Талигхилл рассеянно кивнул, обернулся, посмотрел на Тэссу и пошел вслед за своим помощником.
Бывших заключенных вывели только что не в цепях. На «счастливчиках» почти не было одежды – рванье покрывало тела, и в складках шевелились темные крошки паразитов. Странно, что управляющий рудниками не позаботился о своих подопечных подобающим образом. Тем более – Тэсса знала от Укрина – такие указания Армахог давал. Наверное, толстяк слишком увлекся поисками сорок седьмого, недостающего заключенного.
Подъехал на своем костлявом, как и он сам, жеребце Сог. Скептически оглядел «счастливчиков», кому-то кивнул, признавая старого знакомого. Потом, не слезая, повернулся к Тэссе:
– А что, в договоре упоминались и нательные насекомые? В каком количестве? Они тоже будут сражаться против хуминов?
Кто-то в толпе заржал, воительница скривилась:
– Очень остроумно, Сог. Может, лучше посоветуешь, что теперь делать… с этим?
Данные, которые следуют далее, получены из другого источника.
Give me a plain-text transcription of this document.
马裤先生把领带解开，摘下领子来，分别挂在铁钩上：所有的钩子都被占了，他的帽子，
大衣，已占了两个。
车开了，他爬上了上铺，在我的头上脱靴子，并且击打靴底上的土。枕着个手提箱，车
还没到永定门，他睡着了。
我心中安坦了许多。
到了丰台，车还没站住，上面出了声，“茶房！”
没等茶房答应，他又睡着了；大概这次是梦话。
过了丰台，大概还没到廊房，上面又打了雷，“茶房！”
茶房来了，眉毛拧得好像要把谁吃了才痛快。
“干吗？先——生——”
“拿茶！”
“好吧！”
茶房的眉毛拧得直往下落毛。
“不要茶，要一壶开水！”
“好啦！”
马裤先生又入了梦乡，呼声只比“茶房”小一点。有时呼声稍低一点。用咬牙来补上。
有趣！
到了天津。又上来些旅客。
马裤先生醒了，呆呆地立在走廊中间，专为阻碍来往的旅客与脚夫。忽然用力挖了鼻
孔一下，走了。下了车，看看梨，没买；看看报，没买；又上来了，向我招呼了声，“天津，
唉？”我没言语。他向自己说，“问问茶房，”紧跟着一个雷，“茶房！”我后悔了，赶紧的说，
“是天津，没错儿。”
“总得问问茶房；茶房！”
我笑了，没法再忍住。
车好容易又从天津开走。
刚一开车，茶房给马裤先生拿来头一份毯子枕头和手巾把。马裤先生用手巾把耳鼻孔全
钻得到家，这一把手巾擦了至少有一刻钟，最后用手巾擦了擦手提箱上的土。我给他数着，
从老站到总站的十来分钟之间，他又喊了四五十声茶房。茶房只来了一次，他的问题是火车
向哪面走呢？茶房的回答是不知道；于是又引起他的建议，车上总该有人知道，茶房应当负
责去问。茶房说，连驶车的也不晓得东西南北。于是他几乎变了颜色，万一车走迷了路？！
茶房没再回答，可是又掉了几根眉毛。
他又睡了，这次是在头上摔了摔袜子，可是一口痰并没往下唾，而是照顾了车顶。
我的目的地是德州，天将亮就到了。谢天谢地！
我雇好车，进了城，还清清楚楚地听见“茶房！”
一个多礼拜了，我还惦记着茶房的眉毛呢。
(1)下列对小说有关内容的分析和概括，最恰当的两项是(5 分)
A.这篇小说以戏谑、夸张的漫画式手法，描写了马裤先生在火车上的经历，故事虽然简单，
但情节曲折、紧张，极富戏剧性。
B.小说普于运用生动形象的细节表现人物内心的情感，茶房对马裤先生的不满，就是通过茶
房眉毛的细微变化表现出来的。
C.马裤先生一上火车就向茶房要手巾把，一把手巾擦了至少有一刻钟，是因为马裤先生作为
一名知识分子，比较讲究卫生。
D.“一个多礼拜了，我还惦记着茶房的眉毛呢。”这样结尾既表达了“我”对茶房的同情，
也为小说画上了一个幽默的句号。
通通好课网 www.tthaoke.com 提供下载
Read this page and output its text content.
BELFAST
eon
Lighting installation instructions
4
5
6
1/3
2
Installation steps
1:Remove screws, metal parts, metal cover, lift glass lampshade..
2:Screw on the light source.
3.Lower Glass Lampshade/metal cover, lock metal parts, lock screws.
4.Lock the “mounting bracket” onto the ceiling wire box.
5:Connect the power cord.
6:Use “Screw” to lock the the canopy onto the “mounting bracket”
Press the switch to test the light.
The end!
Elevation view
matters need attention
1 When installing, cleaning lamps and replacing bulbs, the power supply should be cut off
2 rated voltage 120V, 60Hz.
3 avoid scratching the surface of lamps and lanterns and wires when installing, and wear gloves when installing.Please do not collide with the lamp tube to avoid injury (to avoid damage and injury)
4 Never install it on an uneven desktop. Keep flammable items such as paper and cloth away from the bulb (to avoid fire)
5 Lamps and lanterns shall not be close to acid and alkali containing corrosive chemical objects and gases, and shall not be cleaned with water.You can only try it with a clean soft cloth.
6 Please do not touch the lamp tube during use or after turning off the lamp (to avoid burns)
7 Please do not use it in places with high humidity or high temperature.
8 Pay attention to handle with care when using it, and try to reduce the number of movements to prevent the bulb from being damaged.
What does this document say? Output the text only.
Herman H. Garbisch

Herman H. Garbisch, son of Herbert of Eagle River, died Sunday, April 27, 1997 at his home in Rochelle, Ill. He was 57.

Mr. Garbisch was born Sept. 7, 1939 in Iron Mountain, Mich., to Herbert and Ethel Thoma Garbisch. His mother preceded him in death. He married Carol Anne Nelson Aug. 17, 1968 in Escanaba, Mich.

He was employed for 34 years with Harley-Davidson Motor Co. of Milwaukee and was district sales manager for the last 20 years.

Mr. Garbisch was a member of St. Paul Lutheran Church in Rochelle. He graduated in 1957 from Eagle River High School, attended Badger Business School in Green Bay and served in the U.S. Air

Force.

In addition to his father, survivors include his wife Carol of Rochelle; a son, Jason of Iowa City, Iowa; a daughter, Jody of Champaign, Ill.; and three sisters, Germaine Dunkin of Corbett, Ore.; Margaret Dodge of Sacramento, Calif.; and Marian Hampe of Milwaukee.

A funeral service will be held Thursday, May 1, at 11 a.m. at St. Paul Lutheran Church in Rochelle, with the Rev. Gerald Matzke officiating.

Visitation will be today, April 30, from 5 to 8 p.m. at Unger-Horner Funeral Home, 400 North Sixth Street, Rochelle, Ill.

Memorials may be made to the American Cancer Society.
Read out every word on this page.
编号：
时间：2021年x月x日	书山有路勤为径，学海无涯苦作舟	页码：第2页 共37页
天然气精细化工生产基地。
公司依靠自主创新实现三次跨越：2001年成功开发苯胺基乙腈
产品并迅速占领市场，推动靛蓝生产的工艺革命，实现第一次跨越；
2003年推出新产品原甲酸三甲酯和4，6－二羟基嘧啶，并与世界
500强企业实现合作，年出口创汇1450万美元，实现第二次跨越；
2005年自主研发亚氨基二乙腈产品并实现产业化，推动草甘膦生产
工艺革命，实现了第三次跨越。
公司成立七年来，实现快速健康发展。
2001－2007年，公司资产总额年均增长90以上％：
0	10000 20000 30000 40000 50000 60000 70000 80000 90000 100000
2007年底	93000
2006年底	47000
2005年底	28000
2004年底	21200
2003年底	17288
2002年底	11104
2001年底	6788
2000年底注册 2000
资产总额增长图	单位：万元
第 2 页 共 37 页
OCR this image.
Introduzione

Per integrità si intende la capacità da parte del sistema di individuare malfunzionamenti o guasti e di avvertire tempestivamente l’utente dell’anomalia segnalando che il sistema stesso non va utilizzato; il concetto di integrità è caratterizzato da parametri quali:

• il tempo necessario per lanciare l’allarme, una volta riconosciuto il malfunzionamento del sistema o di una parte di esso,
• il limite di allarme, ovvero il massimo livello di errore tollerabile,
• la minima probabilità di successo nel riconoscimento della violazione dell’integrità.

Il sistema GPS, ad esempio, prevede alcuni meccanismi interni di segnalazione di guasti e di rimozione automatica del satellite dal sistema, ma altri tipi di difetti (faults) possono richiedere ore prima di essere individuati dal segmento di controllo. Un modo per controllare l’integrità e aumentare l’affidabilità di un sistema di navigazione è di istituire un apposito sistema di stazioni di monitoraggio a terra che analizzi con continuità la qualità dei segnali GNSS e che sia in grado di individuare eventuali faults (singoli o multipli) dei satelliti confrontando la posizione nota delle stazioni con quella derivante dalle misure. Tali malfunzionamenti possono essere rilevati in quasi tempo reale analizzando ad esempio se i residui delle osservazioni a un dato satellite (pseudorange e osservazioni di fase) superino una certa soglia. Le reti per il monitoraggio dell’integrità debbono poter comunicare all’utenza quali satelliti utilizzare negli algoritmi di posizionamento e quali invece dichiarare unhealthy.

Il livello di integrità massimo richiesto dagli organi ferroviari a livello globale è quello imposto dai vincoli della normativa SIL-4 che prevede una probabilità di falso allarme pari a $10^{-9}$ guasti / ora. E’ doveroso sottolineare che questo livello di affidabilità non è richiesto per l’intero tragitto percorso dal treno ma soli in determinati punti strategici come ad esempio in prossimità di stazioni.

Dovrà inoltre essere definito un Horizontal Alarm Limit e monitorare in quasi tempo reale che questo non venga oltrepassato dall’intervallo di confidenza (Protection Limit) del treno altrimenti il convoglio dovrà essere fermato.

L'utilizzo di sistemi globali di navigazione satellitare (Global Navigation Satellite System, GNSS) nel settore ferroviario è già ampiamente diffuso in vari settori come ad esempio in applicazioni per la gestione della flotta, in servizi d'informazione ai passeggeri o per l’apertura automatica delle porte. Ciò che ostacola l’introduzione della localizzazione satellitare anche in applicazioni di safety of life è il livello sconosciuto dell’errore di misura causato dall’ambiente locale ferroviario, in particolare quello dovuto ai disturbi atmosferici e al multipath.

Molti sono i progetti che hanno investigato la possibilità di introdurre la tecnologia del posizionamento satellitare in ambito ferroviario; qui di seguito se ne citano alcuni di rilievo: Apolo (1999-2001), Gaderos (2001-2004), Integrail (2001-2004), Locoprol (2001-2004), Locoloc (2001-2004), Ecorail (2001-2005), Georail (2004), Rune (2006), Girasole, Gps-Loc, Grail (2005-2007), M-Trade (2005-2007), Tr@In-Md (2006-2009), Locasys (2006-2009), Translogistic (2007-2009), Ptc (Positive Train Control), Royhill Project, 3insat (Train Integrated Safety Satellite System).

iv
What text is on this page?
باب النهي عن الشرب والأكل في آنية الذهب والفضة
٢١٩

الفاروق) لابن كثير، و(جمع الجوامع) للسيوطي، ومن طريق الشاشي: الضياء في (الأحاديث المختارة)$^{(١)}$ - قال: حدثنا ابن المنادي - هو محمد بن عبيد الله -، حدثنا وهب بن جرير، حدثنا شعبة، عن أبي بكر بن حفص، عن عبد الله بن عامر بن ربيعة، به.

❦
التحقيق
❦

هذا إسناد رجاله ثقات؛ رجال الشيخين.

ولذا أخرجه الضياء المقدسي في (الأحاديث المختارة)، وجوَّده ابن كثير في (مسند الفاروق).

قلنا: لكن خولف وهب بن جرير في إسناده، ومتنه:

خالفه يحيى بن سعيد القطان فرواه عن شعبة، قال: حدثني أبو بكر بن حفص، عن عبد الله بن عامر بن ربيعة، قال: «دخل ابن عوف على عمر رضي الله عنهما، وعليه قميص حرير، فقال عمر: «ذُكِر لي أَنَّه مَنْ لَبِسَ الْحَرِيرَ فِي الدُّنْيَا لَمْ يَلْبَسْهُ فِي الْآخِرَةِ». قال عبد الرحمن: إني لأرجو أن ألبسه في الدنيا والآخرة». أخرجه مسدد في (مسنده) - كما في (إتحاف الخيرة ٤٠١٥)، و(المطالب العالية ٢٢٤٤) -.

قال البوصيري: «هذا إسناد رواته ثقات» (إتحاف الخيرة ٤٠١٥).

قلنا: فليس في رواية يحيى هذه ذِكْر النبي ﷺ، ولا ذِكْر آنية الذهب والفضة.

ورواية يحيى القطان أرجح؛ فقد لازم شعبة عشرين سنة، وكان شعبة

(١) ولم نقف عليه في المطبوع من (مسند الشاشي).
Вольный Клинок пожал худыми плечами:
– Что делать? Загнать всех в Ханх и выкупать как следует. А до тех пор держать отдельно от остального войска. Я, конечно, понимаю, что надолго от этих паразитов мы не убережемся, но хотя бы временно…
Он легонько тронул жеребца шпорами и отъехал в сторону, предоставляя слушателям возможность самим решить, кто именно подразумевался под «паразитами».
Тэсса понимала, что подобное решение будет самым правильным. Войско на марше, и вымыть «счастливчиков» просто негде (да и некогда). Но – среди сорока шести бывших каторжников стоял Тогин, стоял молча, внимательно и спокойно глядел прямо на нее. Он не осуждал и не благодарил, не плакал и не смеялся – он ждал. Лишь сейчас Тэсса почувствовала, насколько он был ей нужен.
Но ей придется потерпеть. Им придется потерпеть.
Воительница назначала людей для конвоирования и обслуживания «счастливчиков» на пути к Ханху; назначала, а сама то и дело смотрела на Тогина.
«Ну вот, я приехала. Жаль только, что нам не дадут даже на мгновение остаться в одиночестве. Ты знаешь – война».
«Верно. Но нам ли привыкать к войне и к ожиданию? Потерпим?»
«Потерпим».
– Госпожа, мы можем отправляться? Кажется, все улажено. Тэсса оторвалась – с болью, с кровавыми обрывками мыслей и чувств – от взгляда возлюбленного мужа:
– Да, можем отправляться.
Оставляя позади рудники, армия уходила к долине Ханха, к переправе, к подземным входам в башни Крина.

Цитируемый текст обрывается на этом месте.